Gideros supports APK Expansion files starting from the version 2012.09.6.

Preparing APK Expansion Files

  1. Export your Eclipse project.
  2. After exporting, assets/asserts directory contains all the code and asset files.
  3. Goto to the assets/assets folder, select the big files and directories and create create an uncompressed .zip file from them. If the assets/assets folder contains bigFile.png, the .zip should contain bigFile.png (and not assets/assets/bigFile.png or assets/bigFile.png). To create an uncompressed zip file, you should select the compression method as store.
  4. Delete these compressed big files and directories
  5. Move the created .zip file outside of the project directory. This is our main APK expansion file.
  6. Export your project as Android application. And this is our APK.

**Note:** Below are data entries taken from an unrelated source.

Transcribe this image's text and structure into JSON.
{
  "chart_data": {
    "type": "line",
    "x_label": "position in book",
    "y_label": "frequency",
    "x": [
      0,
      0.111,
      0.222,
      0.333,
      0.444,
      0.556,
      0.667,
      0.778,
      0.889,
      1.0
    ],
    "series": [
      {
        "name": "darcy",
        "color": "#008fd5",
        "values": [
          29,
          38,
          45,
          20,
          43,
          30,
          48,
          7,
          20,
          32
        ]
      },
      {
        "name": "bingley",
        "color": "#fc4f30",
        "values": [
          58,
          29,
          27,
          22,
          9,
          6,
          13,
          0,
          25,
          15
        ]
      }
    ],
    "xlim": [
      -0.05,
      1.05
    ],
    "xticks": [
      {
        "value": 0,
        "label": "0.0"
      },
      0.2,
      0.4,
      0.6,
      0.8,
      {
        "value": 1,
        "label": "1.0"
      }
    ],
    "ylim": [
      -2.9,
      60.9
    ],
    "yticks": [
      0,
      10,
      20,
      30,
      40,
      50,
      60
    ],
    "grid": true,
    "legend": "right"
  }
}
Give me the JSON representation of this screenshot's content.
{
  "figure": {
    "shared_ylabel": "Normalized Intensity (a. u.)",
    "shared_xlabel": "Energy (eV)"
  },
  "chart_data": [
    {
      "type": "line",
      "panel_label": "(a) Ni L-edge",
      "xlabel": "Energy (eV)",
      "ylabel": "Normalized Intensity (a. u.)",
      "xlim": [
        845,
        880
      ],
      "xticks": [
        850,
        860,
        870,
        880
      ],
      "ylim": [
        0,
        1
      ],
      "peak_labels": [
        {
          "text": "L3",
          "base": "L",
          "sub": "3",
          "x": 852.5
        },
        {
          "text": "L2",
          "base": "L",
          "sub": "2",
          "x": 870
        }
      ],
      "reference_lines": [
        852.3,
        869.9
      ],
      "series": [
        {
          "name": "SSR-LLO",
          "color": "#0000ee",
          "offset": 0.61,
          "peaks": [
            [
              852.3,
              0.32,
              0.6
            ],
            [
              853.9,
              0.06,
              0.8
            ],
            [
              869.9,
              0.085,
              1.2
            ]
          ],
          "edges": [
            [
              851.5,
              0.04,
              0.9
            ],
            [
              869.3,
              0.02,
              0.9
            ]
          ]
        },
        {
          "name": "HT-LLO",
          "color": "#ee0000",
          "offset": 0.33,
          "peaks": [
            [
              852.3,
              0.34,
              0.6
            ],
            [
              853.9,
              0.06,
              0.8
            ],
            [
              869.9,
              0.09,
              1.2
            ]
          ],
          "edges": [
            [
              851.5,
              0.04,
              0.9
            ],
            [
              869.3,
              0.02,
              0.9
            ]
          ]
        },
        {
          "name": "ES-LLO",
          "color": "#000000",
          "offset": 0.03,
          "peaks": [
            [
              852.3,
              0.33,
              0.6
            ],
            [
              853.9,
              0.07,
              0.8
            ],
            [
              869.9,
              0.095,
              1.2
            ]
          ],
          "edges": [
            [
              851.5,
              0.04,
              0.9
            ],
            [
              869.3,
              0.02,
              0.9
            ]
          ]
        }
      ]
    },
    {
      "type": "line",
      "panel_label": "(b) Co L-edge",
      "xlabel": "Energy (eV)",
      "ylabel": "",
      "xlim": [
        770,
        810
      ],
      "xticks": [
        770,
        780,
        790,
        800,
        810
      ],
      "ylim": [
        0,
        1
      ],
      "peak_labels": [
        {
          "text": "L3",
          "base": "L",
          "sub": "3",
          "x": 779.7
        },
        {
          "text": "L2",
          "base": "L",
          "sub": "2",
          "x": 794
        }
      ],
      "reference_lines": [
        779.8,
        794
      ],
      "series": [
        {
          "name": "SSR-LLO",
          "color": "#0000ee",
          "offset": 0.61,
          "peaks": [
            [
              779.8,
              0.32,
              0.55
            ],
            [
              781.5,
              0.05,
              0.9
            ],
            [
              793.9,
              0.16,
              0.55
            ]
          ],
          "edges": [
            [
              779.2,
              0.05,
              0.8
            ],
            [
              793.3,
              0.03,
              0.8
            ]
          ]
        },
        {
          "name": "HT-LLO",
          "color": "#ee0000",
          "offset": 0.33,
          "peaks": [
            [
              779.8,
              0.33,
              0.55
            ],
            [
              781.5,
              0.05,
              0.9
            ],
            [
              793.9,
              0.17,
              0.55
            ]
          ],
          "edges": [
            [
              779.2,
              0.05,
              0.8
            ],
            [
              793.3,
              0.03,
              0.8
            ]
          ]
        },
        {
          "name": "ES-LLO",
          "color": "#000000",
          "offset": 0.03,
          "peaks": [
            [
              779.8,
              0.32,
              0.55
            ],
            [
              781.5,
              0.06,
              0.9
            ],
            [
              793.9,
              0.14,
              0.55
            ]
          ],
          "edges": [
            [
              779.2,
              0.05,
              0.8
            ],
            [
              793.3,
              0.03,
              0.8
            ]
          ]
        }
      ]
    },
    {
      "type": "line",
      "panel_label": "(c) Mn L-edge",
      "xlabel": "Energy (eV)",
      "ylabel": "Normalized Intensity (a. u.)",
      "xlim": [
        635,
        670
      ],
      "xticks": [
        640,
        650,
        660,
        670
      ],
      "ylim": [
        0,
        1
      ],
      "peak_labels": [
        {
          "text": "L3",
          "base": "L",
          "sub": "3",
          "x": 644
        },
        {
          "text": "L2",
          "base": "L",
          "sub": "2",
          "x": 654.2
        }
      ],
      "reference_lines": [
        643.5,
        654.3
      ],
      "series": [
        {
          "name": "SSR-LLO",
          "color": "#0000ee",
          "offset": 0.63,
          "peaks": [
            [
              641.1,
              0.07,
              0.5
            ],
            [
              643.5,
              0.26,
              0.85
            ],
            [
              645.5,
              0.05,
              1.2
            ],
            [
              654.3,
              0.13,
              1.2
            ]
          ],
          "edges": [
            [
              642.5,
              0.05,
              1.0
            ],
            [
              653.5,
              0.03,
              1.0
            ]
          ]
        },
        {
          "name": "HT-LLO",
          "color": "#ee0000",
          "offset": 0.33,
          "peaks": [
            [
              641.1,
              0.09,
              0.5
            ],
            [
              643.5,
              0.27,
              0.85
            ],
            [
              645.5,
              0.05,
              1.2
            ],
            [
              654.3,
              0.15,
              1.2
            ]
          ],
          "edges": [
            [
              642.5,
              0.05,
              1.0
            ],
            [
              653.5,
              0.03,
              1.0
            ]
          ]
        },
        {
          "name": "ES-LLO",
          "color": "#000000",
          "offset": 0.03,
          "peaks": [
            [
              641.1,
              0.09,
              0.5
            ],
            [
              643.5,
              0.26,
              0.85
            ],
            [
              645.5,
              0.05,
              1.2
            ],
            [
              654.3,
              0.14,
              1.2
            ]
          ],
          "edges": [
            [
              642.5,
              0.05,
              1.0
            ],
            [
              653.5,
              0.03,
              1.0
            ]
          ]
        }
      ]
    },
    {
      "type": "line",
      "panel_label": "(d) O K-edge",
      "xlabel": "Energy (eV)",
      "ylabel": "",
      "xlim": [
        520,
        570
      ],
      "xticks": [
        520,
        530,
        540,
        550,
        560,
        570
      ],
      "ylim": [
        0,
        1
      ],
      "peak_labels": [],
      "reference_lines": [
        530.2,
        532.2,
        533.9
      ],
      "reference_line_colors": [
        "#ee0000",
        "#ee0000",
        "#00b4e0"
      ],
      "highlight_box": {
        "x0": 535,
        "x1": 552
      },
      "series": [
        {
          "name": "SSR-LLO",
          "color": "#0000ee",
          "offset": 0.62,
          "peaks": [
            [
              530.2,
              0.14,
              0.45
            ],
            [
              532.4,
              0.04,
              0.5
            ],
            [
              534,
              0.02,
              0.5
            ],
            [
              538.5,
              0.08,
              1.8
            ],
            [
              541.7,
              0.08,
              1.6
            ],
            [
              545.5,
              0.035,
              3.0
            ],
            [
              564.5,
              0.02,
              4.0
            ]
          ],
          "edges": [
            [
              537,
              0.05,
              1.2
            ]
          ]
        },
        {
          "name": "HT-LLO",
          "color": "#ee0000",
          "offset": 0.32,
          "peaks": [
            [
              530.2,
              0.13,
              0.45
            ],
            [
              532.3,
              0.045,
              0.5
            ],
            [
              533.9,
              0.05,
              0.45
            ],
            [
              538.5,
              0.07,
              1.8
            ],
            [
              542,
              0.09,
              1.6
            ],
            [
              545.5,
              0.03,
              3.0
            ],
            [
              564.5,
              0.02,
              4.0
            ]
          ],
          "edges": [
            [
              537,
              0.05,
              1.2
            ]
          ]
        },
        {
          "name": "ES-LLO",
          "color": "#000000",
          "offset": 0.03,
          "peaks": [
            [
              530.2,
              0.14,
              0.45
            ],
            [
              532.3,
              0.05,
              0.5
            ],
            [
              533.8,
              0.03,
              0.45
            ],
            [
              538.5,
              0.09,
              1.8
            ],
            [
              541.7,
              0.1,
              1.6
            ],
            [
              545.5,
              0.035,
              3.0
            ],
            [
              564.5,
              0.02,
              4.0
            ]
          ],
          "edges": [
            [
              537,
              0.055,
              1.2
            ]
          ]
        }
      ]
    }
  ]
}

Testing APK Expansion Files

One way to test your APK expansion file is uploading your APK and main expansion file to Google Play and after it's available, install from Google Play. But this is a time consuming way. Other possibility is renaming the expansion file and putting it to the correct directory.

Regardless of the file type, Google Play considers them opaque binary blobs and renames the files using the following scheme:

   [main|patch].<version-code>.<package-name>.obb

For example, suppose your APK version is 2 and your package name is com.example.app. If you upload a main expansion file, the file is renamed to:

   main.2.com.example.app.obb

When Google Play downloads your expansion files to a device, it saves them to the system's shared storage location. The specific location for your expansion files is:

   <shared-storage>/Android/obb/<package-name>/

According to the previous example, main expansion file should be placed at:

   /sdcard/Android/obb/com.example.app/main.2.com.example.app.obb

Main and Patch Expansion Files

Each time you upload an APK using the Google Play Android Developer Console, you have the option to add one or two expansion files to the APK. Conceptually, each expansion file plays a different role:

  • The main expansion file is the primary expansion file for additional resources required by your application.
  • The patch expansion file is optional and intended for small updates to the main expansion file.

While you can use the two expansion files any way you wish, we recommend that the main expansion file deliver the primary assets and should rarely if ever updated; the patch expansion file should be smaller and serve as a "patch carrier," getting updated with each major release or as necessary.

When a file needs to be loaded from the resource directory, it's first looked at patch expansion file (if exists) and then main expansion file (if exists) and then APK.